Investigate what happens when you ask the same question multiple times. Observe the generated Cypher query and the response.

"What role did Tom Hanks play in Toy Story?"

You will likely see different results each time you run the program.

MATCH (actor:Actor {name: 'Tom Hanks'})-[:ACTED_IN]->(movie:Movie {title: 'Toy Story'})
RETURN actor.name, movie.title, movie.year, movie.runtime, movie.plot
MATCH (a:Actor {name: 'Tom Hanks'})-[:ACTED_IN]->(m:Movie {title: 'Toy Story'})-[:ACTED_IN]->(p:Person)
RETURN p.name AS role

The LLM doesn’t return consistent results - its objective is to produce an answer, not the same response. The response may not be correct or even generate an error due to invalid Cypher.

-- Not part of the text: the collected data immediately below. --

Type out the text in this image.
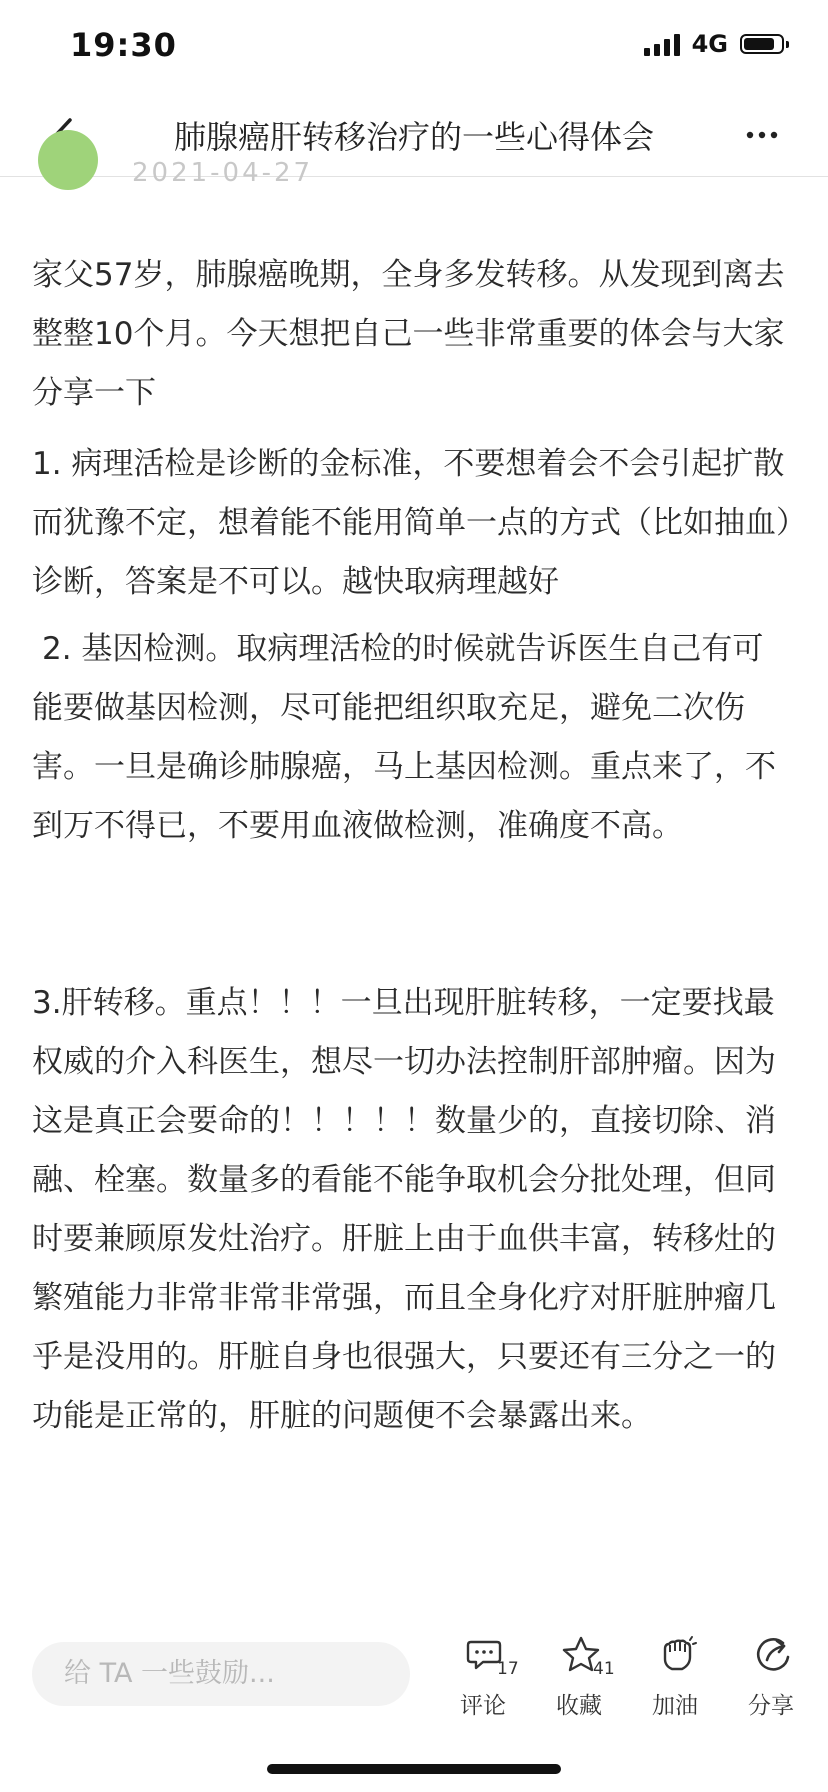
19:30	4G
肺腺癌肝转移治疗的一些心得体会
2021-04-27

家父57岁，肺腺癌晚期，全身多发转移。从发现到离去整整10个月。今天想把自己一些非常重要的体会与大家分享一下

1. 病理活检是诊断的金标准，不要想着会不会引起扩散而犹豫不定，想着能不能用简单一点的方式（比如抽血）诊断，答案是不可以。越快取病理越好

2. 基因检测。取病理活检的时候就告诉医生自己有可能要做基因检测，尽可能把组织取充足，避免二次伤害。一旦是确诊肺腺癌，马上基因检测。重点来了，不到万不得已，不要用血液做检测，准确度不高。

3.肝转移。重点！！！一旦出现肝脏转移，一定要找最权威的介入科医生，想尽一切办法控制肝部肿瘤。因为这是真正会要命的！！！！！数量少的，直接切除、消融、栓塞。数量多的看能不能争取机会分批处理，但同时要兼顾原发灶治疗。肝脏上由于血供丰富，转移灶的繁殖能力非常非常非常强，而且全身化疗对肝脏肿瘤几乎是没用的。肝脏自身也很强大，只要还有三分之一的功能是正常的，肝脏的问题便不会暴露出来。

给 TA 一些鼓励...	17
评论
41
收藏	加油	分享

In the following two lessons, you will learn how to provide additional context and instructions to the LLM to generate better and more consistent results.

Check Your Understanding

GraphCypherQAChain

What four things does the GraphCypherQAChain chain require to generate a Cypher query?

  • ✓ An LLM

  • ✓ A graph database

  • ❏ An example query

  • ✓ A prompt

  • ❏ A retriever

  • ❏ A tool

  • ❏ A vector store

  • ✓ A question

Hint

For the LLM to create a Cypher query it needs a graph database schema and a question from the user.

Solution

GraphCypherQAChain chain requires the following:

  • An LLM for generating Cypher queries

  • A graph database connection for answering the queries

  • A prompt template to give the LLM the schema and question

  • An appropriate question which relates to the schema and data in the graph

Summary

In this lesson, you learned how to use a language model to generate Cypher queries.

In the next lesson, you will experiment with different prompts to improve the results.